Well, I did not plan on sharing this recipe. I shared the photos of it and was overwhelmed by DM’s asking for the recipe. To be honest, this is just one of those “throw together” recipes I do when I’m busy and exhausted. It requires very little effort but it is comforting and delicious!
In this recipe, I use fresh brussel sprouts, but you can totally use frozen. Just make sure to drain them on some paper towel. That will keep the casserole from getting runny. Also, one other note to make. I used grass-fed beef in this recipe, which is very lean. If you are using regular ground beef, you’d probably want to drain off some of the fat. That being said, let’s get into the nitty gritty of it.
1 lb ground beef (grass-fed organic if you’ve got it!)

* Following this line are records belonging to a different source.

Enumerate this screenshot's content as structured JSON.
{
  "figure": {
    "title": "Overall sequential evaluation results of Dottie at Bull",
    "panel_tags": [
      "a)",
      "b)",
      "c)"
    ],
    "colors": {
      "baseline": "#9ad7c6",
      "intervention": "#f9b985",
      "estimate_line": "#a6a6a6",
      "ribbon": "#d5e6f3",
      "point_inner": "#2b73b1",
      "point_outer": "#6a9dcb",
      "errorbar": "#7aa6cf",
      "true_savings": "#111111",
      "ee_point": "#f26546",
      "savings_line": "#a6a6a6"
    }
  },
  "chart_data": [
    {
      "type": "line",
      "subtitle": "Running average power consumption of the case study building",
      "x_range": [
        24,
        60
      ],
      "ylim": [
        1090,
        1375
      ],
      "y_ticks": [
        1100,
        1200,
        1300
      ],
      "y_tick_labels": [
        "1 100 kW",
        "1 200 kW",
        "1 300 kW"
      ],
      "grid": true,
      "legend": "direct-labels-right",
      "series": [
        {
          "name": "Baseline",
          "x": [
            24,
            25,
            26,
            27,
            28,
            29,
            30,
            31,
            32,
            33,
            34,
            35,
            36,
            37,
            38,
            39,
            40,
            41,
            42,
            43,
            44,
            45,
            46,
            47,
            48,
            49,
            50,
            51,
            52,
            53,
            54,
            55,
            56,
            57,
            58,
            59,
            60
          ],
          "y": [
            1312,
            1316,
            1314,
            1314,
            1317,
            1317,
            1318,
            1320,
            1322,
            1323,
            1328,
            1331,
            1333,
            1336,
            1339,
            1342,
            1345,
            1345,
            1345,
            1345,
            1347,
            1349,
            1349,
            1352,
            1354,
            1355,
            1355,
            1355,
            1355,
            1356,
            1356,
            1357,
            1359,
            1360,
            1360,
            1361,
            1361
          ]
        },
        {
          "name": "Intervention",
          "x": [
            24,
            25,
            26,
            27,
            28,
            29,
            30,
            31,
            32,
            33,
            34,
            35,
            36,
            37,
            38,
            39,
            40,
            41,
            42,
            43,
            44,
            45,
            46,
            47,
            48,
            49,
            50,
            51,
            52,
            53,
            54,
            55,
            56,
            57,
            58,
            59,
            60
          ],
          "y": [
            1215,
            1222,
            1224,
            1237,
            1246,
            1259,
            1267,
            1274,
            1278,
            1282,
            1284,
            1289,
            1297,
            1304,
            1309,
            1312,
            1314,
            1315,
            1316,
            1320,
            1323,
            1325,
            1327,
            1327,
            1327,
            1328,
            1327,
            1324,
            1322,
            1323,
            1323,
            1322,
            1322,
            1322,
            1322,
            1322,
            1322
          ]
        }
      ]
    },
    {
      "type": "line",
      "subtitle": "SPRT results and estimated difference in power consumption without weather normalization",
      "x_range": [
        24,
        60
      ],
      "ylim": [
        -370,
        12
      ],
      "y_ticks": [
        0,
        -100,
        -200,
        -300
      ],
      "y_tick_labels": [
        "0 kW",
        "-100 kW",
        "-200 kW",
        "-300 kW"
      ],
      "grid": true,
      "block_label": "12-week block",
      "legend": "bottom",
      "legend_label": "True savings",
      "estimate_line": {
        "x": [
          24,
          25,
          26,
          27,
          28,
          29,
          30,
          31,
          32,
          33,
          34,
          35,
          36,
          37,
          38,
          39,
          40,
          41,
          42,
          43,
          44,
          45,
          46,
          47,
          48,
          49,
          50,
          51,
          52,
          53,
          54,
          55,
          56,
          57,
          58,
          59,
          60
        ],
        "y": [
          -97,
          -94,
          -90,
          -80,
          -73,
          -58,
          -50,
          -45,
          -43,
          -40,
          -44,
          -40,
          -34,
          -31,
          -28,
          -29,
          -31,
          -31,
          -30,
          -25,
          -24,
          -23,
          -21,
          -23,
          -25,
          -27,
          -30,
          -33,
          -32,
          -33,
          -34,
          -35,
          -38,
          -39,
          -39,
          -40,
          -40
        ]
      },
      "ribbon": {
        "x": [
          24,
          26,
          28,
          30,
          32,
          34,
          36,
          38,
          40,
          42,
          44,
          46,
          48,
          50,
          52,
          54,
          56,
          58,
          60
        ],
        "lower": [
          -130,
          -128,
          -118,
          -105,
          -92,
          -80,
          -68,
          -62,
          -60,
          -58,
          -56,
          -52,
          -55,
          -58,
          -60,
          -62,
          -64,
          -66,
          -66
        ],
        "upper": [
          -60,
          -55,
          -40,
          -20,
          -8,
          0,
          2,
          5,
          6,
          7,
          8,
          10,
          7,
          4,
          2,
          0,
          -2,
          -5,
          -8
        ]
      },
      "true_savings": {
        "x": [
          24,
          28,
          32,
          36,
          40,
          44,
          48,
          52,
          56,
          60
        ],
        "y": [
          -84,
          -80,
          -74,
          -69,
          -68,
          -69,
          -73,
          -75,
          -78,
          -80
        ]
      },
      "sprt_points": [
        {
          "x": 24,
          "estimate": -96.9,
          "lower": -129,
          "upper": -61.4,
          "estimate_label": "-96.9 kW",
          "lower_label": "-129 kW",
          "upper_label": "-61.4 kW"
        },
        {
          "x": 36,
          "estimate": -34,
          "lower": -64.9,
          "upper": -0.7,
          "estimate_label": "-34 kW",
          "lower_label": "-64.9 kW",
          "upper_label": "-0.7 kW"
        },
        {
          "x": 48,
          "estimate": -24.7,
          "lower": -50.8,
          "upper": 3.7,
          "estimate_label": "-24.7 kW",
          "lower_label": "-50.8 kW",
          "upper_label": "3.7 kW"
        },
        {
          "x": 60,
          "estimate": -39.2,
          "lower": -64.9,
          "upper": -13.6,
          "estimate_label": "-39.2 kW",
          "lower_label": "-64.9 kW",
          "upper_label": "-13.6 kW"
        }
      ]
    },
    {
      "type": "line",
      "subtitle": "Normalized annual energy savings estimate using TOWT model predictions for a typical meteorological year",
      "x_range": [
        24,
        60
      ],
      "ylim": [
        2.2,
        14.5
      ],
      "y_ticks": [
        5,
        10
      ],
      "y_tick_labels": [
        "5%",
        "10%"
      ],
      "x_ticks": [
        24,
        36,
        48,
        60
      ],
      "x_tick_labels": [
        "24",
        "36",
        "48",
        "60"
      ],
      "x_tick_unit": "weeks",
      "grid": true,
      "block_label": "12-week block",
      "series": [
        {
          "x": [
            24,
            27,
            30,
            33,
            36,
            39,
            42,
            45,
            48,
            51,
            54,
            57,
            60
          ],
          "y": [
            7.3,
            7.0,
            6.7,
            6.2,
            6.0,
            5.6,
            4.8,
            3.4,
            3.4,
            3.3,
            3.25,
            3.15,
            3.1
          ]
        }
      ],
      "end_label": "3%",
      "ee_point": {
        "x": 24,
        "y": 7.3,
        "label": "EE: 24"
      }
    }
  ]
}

1 lb fresh brussel sprouts (peeled and halved)
1 medium onion, diced
3 garlic cloves, minced
5 slices bacon, cooked and chopped (sometimes I cheat and use store-bought bacon bits. I really like the Greefield ones from Costco...about 1/3 cup).
2 eggs, whisked
1/3 cup coconut milk or heavy whip
1 1/2 cups shredded cheese (I use a combination of parm and old cheddar usually).
Salt and pepper to taste
1. Place peeled, trimmed, brussel sprouts halves into a glass, microwave-safe bowl. Cover and microwave for 4-5 minutes. They should be tender crisp. Drain and set aside.
2. Preheat oven to 400F.
3. Sauté onion in 1 tbsp olive oil until translucent. Add in ground beef and cook until no longer pink. Add in garlic and bacon.
4. Remove from heat and season beef mixture with salt and pepper.
5. Grease a 9x13” casserole dish with olive oil or butter. Dump in beef mixture then add in the brussel sprout halves.
6. In a separate bowl, whisk together the eggs, the heavy whipping cream/coconut milk, and 1/2 cup of the cheese.
7. Pour the egg mixture over the beef and brussel sprout mixture, and toss to coat.
8. Top with remaining cheese and bake until bubbly (about 30 minutes)!